By Channing Kennedy Jan 28, 2010

"I never suggested that change would be easy, or that I can do it alone. " President Barack Obama almost gave us a call to action tonight. Commentators Chris Rabb and Lola Adesioye sat down with ColorLines’s Tammy Johnson following the President’s State of the Union address. Chris is founder of Afro-Netizen and author of the forthcoming Invisible Capital: How Unseen Forces Shape Entrepreneurial Opportunity. Lola is a writer-activist and formerly an editor at The Grio. So what was our first Black president saying to communities of color?

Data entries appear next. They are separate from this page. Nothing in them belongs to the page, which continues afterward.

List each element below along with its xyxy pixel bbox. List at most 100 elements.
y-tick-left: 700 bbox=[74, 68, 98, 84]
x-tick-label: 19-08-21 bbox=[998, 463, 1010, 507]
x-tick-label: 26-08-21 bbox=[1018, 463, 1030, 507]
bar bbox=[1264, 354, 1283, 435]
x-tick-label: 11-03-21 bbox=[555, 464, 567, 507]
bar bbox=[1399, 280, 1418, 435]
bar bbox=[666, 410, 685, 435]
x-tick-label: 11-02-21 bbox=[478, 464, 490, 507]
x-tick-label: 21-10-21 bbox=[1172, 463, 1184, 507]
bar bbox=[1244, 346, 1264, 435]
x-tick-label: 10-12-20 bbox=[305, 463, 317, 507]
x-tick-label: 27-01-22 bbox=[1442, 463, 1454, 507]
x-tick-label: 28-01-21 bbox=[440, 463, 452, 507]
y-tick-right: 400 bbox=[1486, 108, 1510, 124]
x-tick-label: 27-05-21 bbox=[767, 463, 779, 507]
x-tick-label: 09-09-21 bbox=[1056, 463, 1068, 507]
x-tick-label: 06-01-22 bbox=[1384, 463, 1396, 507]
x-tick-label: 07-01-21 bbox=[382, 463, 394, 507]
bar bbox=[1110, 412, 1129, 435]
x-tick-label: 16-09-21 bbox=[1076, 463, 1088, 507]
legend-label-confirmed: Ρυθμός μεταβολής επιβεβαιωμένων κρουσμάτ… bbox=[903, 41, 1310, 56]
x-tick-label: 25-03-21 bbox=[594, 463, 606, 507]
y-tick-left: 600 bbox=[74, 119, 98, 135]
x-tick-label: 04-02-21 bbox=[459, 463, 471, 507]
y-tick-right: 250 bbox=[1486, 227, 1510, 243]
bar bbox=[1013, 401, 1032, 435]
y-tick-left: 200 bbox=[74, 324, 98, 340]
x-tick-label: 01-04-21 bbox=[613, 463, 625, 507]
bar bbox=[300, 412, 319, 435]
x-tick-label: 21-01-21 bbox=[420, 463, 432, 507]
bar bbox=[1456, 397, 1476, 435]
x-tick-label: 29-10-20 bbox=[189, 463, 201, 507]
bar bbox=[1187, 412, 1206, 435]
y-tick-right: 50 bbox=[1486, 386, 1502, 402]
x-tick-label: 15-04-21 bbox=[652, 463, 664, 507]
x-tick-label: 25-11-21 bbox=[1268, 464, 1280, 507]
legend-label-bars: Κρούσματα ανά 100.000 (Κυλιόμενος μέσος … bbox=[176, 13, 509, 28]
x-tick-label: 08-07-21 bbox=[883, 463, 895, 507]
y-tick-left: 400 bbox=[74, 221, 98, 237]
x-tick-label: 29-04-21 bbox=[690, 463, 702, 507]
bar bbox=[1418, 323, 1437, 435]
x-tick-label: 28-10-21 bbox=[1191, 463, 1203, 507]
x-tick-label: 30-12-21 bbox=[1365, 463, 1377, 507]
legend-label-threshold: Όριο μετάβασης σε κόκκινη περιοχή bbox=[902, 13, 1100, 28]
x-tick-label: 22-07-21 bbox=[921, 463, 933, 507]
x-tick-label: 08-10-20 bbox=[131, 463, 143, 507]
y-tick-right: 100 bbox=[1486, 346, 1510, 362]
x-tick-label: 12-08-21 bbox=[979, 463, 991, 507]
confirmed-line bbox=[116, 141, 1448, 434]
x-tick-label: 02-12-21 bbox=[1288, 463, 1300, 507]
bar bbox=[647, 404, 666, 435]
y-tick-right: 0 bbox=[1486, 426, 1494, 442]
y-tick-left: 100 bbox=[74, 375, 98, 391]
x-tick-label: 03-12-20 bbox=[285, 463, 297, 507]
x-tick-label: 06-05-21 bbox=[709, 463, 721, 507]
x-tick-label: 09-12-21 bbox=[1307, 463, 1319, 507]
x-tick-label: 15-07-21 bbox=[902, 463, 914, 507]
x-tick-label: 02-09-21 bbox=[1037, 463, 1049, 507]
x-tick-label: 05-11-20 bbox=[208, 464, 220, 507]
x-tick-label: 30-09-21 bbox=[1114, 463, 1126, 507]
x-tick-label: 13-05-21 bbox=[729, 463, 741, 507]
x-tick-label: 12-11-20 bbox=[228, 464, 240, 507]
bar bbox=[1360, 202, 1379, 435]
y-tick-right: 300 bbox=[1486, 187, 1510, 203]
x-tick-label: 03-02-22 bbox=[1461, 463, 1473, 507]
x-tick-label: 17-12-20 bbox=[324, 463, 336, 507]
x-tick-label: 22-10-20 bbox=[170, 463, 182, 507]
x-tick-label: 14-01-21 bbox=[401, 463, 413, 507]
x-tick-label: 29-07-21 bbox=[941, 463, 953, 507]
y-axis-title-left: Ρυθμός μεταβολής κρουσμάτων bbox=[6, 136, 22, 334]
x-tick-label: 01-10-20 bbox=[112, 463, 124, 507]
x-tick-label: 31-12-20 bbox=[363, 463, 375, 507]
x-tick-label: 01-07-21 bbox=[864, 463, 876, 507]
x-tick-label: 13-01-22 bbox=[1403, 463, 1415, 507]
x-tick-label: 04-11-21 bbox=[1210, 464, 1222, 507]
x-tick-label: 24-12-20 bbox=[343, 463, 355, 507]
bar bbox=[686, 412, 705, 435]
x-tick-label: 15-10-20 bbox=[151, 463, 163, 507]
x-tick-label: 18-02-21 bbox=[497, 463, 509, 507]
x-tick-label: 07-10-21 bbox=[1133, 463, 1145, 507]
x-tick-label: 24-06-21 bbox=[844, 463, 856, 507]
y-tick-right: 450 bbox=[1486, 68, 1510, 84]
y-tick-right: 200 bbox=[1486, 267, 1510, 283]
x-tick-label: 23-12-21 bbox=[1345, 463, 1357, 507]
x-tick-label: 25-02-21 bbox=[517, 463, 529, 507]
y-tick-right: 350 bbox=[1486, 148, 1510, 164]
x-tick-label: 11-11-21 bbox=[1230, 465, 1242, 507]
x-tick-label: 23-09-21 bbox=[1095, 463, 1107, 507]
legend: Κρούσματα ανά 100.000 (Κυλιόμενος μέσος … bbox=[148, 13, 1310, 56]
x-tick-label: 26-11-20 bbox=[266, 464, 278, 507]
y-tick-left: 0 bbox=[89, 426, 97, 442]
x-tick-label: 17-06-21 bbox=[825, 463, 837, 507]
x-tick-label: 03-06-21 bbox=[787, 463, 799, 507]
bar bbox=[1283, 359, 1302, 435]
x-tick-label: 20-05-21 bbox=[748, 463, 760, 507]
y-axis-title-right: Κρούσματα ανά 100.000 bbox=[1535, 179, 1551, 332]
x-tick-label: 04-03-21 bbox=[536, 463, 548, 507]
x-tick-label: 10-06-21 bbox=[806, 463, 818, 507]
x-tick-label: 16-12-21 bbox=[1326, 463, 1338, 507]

Chris Rabb wanted more policy detail about entrepreneurship, however controversial, joking that "helping small businesses is like being in favor of motherhood or apple pie." And Lola argued that the responsibility for "participatory democracy" lies with the voters, not with those elected. Tammy dug into this issue with yesterday’s article at ColorLines.com, "The State of Our Union":

But I say that the weight of this moment is too substantial to leave to one man, or to the gum-flapping of partisan spin doctors and Madison Avenue desk jockeys. The state of our union deserves a broader, more grounded assessment that includes the role we have played in nation building. Let’s be honest. As a movement, we have engaged in a great deal of in-fighting between those propelled by the hope of the 2008 election and those deflated by the realities of the 2009 administration. Some trumpeted the signing of SCHIP while others raged at the lack of care for immigrants and women in the health insurance bill. The push and pull among us has gone far beyond a healthy dialectic that nurtures our work. Many seem to have forgotten that what is most important is not the man, but the mission.